"Why did you run away?" George asked her on the first possible occasion.

Letty laughed, fenced with the question for four days, during which George was never dull for a single instant, and then capitulated. She allowed him to propose to her, and was graciously pleased to accept him.

The following week Tressady went down with Letty to her home at Helbeck. He found an invalid father, a remarkably foolish, inconsequent mother, and a younger sister, Elsie, on whom, as it seemed to him, the burdens of the house mainly rested.

The father, who was suffering from a slow but incurable disease, had the remains of much natural ability and acuteness. He was well content with Tressady as a son-in-law; though in the few interviews that Tressady was able to have with him on the question of settlements the young man took pains to state his money affairs as carefully and modestly as possible. Letty was not often in her father's room, and Mr. Sewell treated her, when she did come, rather like an agreeable guest than a daughter. But he was evidently extremely proud of her—as also was the mother—and he would talk much to George, when his health allowed it, of her good looks and her social success.
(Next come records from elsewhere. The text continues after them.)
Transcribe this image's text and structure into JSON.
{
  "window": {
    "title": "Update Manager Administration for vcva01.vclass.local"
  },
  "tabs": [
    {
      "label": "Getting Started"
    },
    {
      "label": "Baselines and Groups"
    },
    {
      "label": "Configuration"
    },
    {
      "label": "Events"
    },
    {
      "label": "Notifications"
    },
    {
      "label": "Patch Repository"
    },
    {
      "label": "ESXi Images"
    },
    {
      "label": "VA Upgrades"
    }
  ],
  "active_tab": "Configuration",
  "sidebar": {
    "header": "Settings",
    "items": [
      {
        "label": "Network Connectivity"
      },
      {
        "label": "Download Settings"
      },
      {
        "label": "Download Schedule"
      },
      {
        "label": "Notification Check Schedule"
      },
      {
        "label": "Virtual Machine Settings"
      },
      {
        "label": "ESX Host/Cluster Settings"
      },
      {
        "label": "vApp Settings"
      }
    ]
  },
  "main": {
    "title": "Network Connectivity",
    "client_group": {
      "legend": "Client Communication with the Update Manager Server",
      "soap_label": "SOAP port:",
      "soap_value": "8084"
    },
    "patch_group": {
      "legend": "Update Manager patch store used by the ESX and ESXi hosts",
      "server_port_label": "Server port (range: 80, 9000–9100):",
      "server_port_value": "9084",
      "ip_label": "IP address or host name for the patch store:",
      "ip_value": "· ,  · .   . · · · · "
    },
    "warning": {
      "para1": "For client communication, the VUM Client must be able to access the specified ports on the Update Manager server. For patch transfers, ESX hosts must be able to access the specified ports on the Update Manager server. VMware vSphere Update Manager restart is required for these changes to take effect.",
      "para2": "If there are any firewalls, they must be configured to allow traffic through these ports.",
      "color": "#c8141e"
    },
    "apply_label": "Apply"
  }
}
With the younger sister Tressady did not find it easy to make friends.

She was plain, sickly, and rather silent. She seemed to have scientific tastes and to be a great reader. And, so far as he could judge, the two sisters were not intimate.

"Don't hate me for taking her away!" he said, as he was bidding good-bye to Elsie, and glancing over her shoulder at Letty on the stairs.

The girl's quiet eyes were crossed by a momentary look of amusement. Then she controlled herself, and said gently:

"We didn't expect to keep her! Good-bye."